The HK$33.7 billion Liantang-Heung Yuen Wai Boundary Control Point opened last year and connects the Shenzhen Eastern Corridor expressway, providing easier access to eastern Guangdong and adjacent provinces.
In May, development officials told lawmakers they would conduct a planning and engineering study for the second phase of the New Territories North project.
One proposal for the second phase is to build a new town for at least 200,000 residents and provide 134,000 jobs near the Liantang-Heung Yuen Wai boundary control point and the existing villages of Ping Che, Ta Kwu Ling and Queen’s Hill.
Another plan is to create space for logistics industries near the Man Kam To border crossing.

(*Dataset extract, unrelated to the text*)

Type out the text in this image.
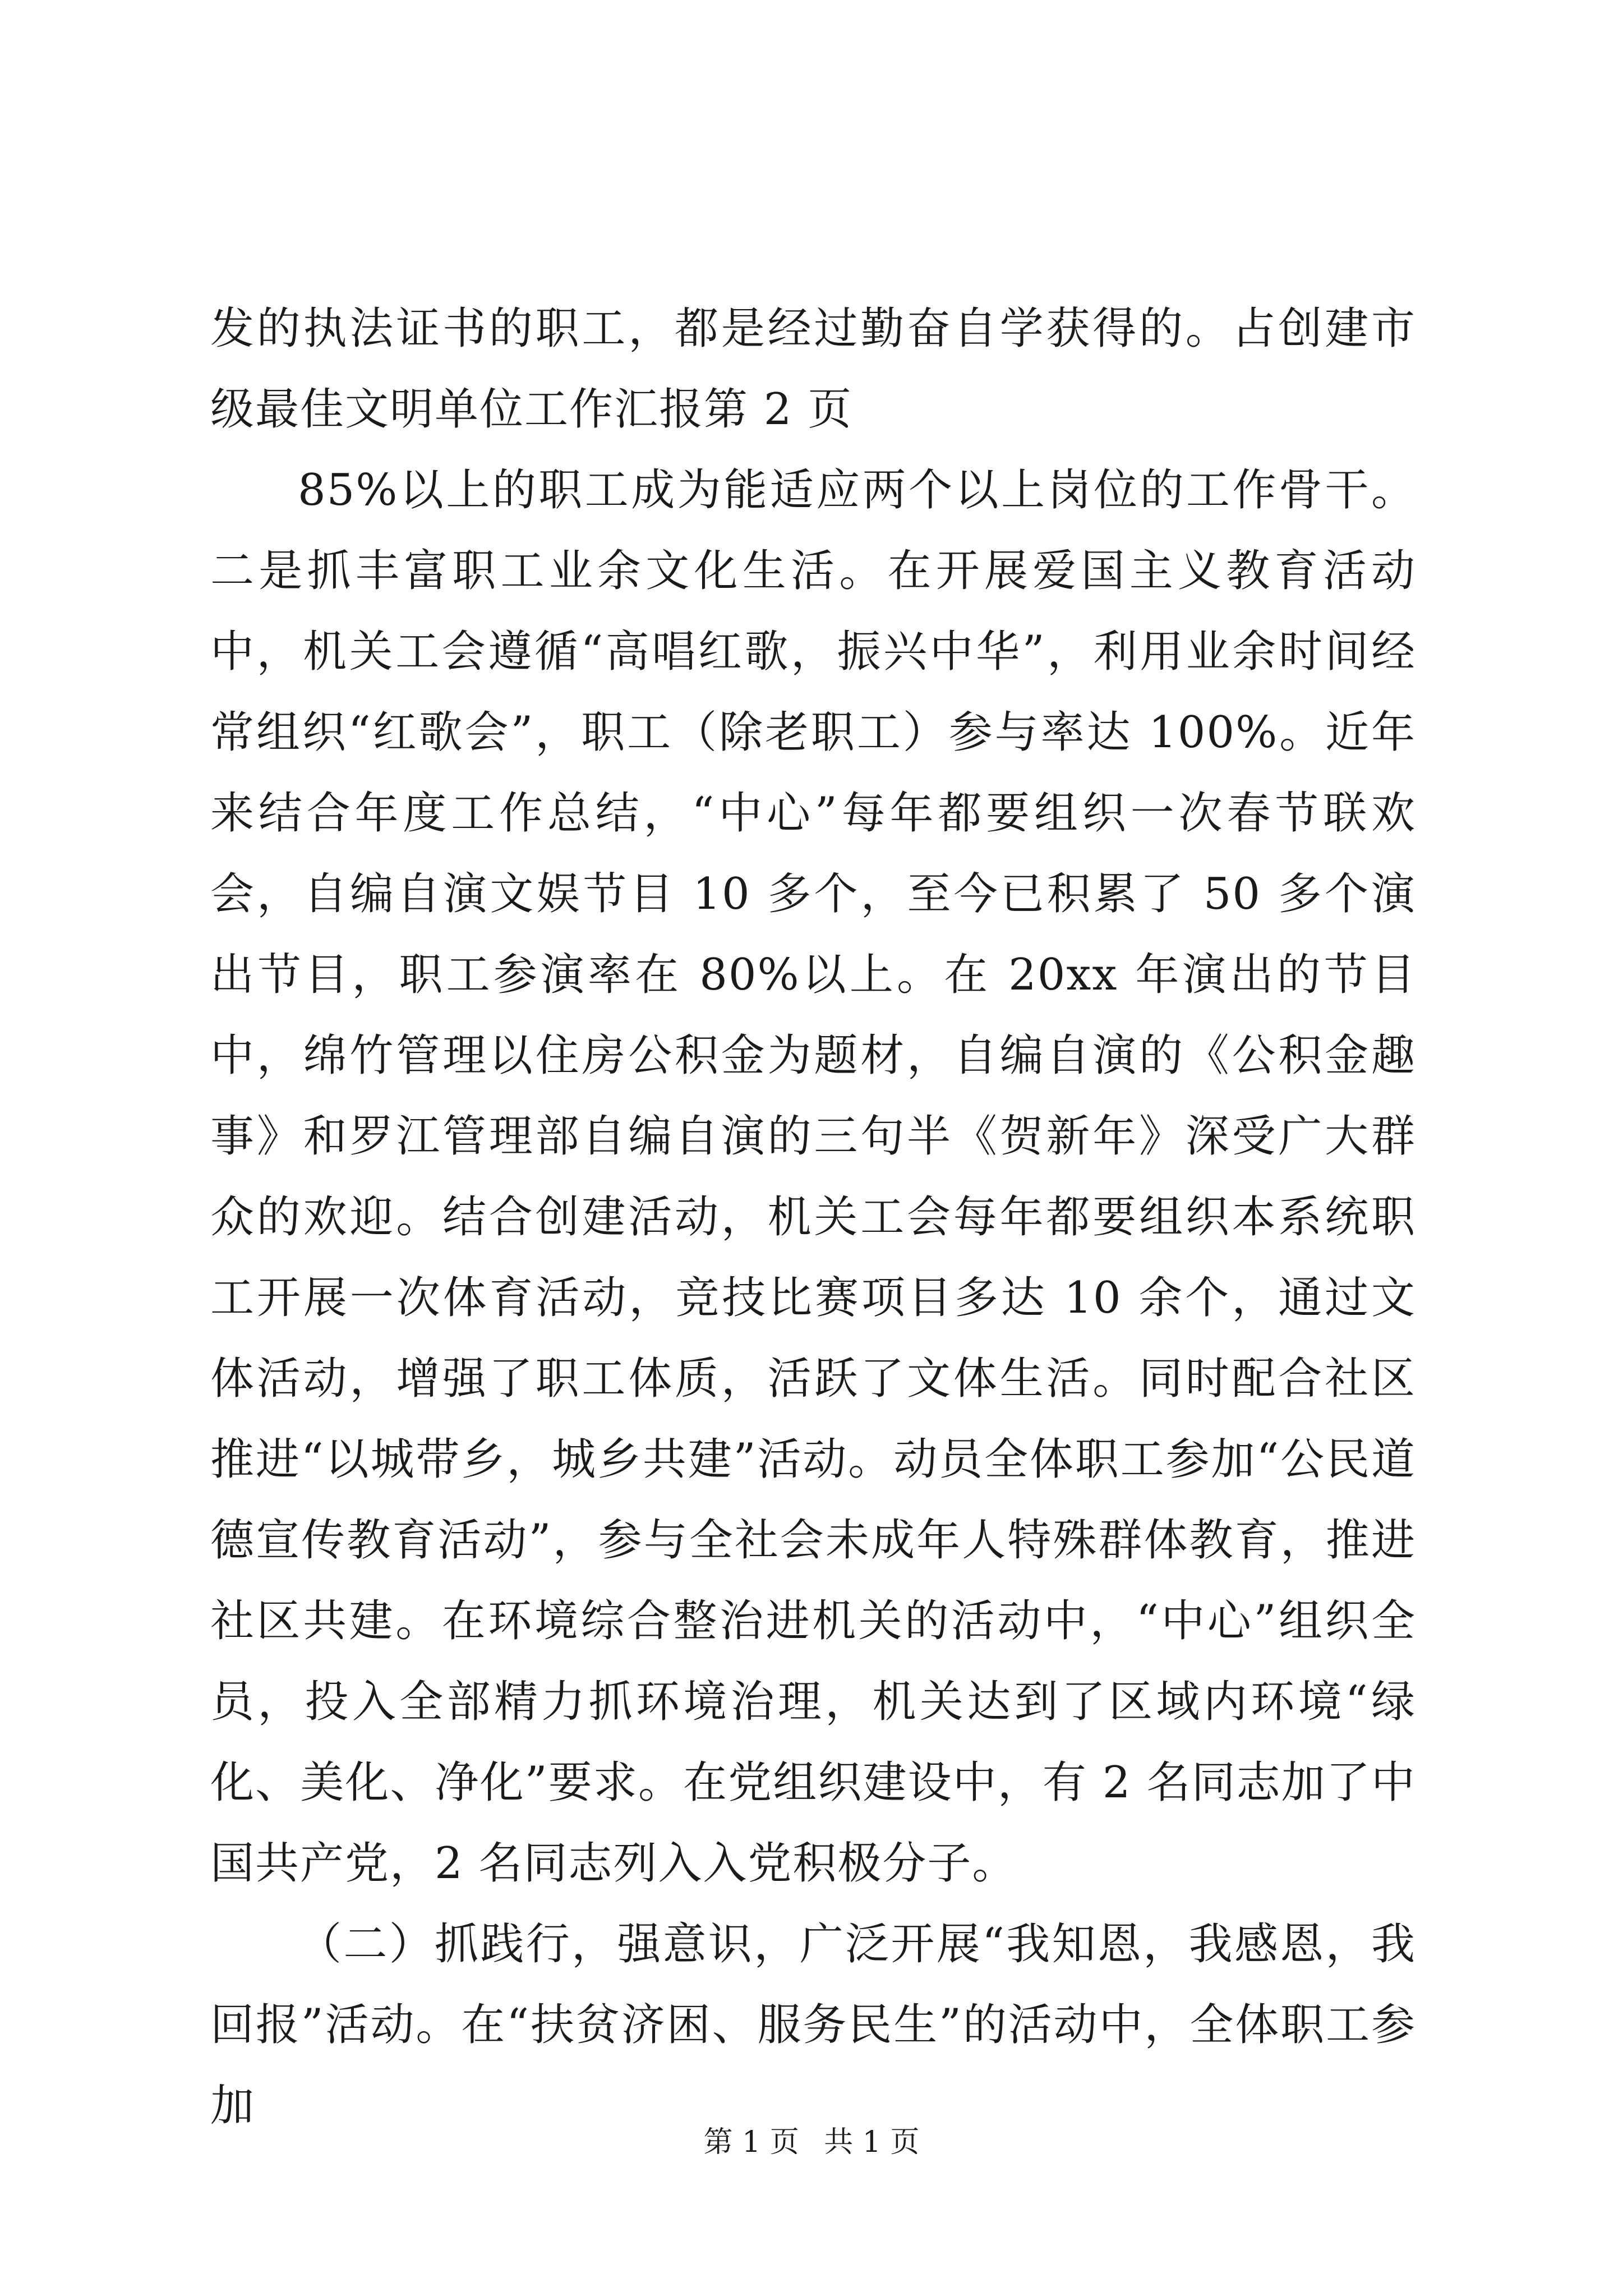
发的执法证书的职工，都是经过勤奋自学获得的。占创建市级最佳文明单位工作汇报第 2 页

85%以上的职工成为能适应两个以上岗位的工作骨干。二是抓丰富职工业余文化生活。在开展爱国主义教育活动中，机关工会遵循“高唱红歌，振兴中华”，利用业余时间经常组织“红歌会”，职工（除老职工）参与率达 100%。近年来结合年度工作总结，“中心”每年都要组织一次春节联欢会，自编自演文娱节目 10 多个，至今已积累了 50 多个演出节目，职工参演率在 80%以上。在 20xx 年演出的节目中，绵竹管理以住房公积金为题材，自编自演的《公积金趣事》和罗江管理部自编自演的三句半《贺新年》深受广大群众的欢迎。结合创建活动，机关工会每年都要组织本系统职工开展一次体育活动，竞技比赛项目多达 10 余个，通过文体活动，增强了职工体质，活跃了文体生活。同时配合社区推进“以城带乡，城乡共建”活动。动员全体职工参加“公民道德宣传教育活动”，参与全社会未成年人特殊群体教育，推进社区共建。在环境综合整治进机关的活动中，“中心”组织全员，投入全部精力抓环境治理，机关达到了区域内环境“绿化、美化、净化”要求。在党组织建设中，有 2 名同志加了中国共产党，2 名同志列入入党积极分子。

（二）抓践行，强意识，广泛开展“我知恩，我感恩，我回报”活动。在“扶贫济困、服务民生”的活动中，全体职工参加

第 1 页 共 1 页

“The whole boundary zone is worth looking at,” Chan said, adding that it was still too early to discuss the scale of what could come.
He noted some of the border crossings were old and land could be released after rationalisation measures, but did not give specifics.
In March, lawmakers voted to move a co-location joint checkpoint scheme forward so a 20-hectare plot at the existing Lok Ma Chau boundary crossing could be released for development. Immigration checks on both sides would be conducted at Shenzhen’s Huanggang Port.
Since the area is near protected wetlands and stands in the flight path of migratory birds, an environmental impact assessment is being conducted.
One project already under way is a massive columbarium complex at the Lo Wu boundary area.
The Sandy Ridge project will provide more than 200,000 niches for urns holding ashes of the dead, and will go a long way towards easing Hong Kong’s shortage of columbarium space.
The project is 10 years in the making and already being built, but Shenzhen considers it an eyesore at its doorstep and has reportedly voiced objections.
Some pro-Beijing politicians in Hong Kong have also urged officials to scrap it, but city leader Carrie Lam Cheng Yuet-ngor has warned that doing so would have huge consequences, while promising to look into how the facility’s design and management could be improved.
Asked if the columbarium project was also worth a rethink, Chan said he would stick to the stated government position.
But Peter Li Siu-man, senior campaign manager of the green group Conservancy Association, feared that taking that route would lead the authorities to loosen Hong Kong’s nature conservation rules.
“Projects designed to promote cross-border collaboration, such as the Lok Ma Chau Loop have not even been completed yet … Why is there such a rush to do another review?” he asked.
Noting that developers had called for building restrictions to be eased on damaged wetland sites, Li said: “Rather than building on damaged land, we should restore it.”